Solo la tolleranza può cambiare il mondo
Solo la tolleranza può cambiare il mondo
Le parole tolleranza e libertà assumono in questi giorni un significato particolare. Purtroppo sono parole abusate, che corrono il rischio di perdere smalto se rimangono astratte senza calare nei fatti. Per questo è particolarmente importante che i giovani vadano a sbattere contro testimonianze che fanno male, così da rendersi conto della realtà, quella che non sempre viene fuori dai libri di storia destinati sì alla conoscenza, ma non sempre alle emozioni e al coinvolgimento. Domani ricorre il settantesimo anniversario della liberazione dal campo di sterminio di Auschwitz, preso a simbolo per la Giornata della Memoria. Visite, fotografie, racconti, tutto ciò che può rendere l'idea di quegli orrori resterà in maniera più profonda impresso nella coscienza delle nuove generazioni.
Si dice che in Francia stia diventando un bestseller il «Trattato sulla tolleranza» di Voltaire che condannava il fanatismo. Meglio tardi che mai, visto che Voltaire lo scrisse nel 1763. La rivoluzione francese di lì a poco avrebbe sventolato la bandiera della «libertà, fraternità, eguaglianza» e sarebbe stata scritta la «Dichiarazione dei diritti dell'uomo e del cittadino». Oggi si rispolvera il passato sotto la spinta della recente tragedia di Parigi, ma il pericolo è che pian piano cali la tensione e che Voltaire torni sugli scaffali più nascosti delle librerie. C'è solo da sperare che la gente, colpita direttamente dalla crudeltà degli eventi, si stia rendendo conto che alcuni princìpi non devono passare mai di moda, che i diritti e i doveri devono camminare insieme e che i primi non possono sottomettere i secondi.
La strage di Parigi non può essere riassunta in uno slogan e «je suis Charlie» scritto sulla maglietta non è sufficiente se con i giovani non si avvia un dialogo serio e convincente, sopra le parti e sopra le ideologie. È assolutamente vero quello che ha scritto padre Butterini quando ricorda che «veniamo da qualche settimana di manifestazioni per la libertà, ma quanta fatica accettarla». E la tolleranza, forse che quella viene accettata più facilmente? Eppure com'è possibile prescinderne per poter convivere in pace? Sono spunti per un'approfondita discussione non accademica, molte scuole lo fanno e lo fanno anche molte famiglie, ma la società offre troppo spesso esempi che non vanno in questa direzione. Alcuni vengono sottolineati dalla cronaca con grande e giusta enfasi ed esecrazione, qualche altro con minor forza, forse perché non è avvenuto sulla porta di casa.

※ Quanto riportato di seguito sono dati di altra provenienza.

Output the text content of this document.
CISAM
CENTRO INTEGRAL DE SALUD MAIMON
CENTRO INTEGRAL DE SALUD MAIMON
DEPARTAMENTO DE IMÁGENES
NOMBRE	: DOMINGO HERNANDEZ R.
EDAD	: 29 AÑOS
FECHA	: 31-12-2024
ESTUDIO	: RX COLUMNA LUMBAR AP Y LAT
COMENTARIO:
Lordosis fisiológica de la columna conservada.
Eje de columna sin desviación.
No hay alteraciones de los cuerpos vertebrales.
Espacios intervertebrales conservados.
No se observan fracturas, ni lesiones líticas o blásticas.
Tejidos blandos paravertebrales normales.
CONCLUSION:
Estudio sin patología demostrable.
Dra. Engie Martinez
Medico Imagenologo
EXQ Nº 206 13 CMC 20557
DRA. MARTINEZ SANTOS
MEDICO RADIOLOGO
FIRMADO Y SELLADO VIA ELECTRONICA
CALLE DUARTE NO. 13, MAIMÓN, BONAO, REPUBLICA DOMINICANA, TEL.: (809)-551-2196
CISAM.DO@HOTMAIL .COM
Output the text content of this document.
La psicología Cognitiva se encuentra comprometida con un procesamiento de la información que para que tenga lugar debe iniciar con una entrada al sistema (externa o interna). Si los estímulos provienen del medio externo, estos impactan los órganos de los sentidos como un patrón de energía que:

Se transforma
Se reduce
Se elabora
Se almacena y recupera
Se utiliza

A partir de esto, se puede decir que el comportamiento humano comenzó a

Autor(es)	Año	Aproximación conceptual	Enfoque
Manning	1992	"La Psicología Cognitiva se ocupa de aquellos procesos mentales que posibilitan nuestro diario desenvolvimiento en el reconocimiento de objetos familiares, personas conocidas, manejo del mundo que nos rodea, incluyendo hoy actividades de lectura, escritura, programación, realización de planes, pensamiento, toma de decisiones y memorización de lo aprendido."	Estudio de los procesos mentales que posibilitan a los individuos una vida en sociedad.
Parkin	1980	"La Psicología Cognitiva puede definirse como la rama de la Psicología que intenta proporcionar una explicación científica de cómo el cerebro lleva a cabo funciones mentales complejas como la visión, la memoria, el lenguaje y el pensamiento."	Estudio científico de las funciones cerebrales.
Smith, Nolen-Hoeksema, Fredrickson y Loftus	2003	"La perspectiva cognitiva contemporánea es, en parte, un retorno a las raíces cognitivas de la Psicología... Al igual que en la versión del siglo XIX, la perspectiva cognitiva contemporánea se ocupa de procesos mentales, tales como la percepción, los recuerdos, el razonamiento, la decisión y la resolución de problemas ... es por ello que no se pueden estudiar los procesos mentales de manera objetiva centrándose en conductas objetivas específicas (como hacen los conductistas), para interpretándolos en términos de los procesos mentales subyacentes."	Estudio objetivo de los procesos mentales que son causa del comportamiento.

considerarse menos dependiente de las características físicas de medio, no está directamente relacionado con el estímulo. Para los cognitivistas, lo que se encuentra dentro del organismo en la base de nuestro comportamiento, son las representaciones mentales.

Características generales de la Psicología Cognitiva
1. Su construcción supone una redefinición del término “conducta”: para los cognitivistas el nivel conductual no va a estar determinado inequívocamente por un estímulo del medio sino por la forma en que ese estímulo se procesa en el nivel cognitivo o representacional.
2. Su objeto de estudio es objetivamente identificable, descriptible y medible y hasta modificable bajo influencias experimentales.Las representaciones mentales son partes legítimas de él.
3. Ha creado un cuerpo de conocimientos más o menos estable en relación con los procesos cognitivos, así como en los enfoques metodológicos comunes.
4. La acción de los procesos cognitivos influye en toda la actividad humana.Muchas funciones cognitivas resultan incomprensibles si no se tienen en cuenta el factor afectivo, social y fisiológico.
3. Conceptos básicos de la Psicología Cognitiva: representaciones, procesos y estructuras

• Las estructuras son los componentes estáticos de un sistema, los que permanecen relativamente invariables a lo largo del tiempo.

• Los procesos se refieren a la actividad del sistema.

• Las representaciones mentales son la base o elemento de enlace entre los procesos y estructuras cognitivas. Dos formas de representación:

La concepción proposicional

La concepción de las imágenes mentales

Basti dire di stragi lontane ma non per questo meno feroci, come quelle che stanno avvenendo in Nigeria e per le quali sono usate bambine imbottite d'esplosivo, mandate al massacro senza sapere perché quello che dovrebbe essere il loro tempo dei giochi è diventato invece il loro tempo di morire. Parlate anche di noi, sollecita l'arcivescovo Kaigama, parlate di questi massacri. La «Giornata della memoria» domani, come ogni anno, renderà ancora più vivi il rifiuto della violenza e i buoni propositi, quelli che usciranno dai discorsi ufficiali e quelli che affioreranno nel cuore di ciascuno. Ma non vorremmo rispolverare ciò che ebbe a sostenere una volta Benedetto Croce: «Una bella parola la tolleranza! Nella vita nessuno è tollerante, perché ognuno ha qualche cosa da difendere. E se non innalziamo più dei roghi è perché i nostri costumi non lo consentono più». L'intolleranza però ha trovato subito altri orribili modi per non abbandonare il campo e per diventare la nutrice di guerre, conflitti e massacri, dei quali sembra che l'uomo abbia perenne nostalgia.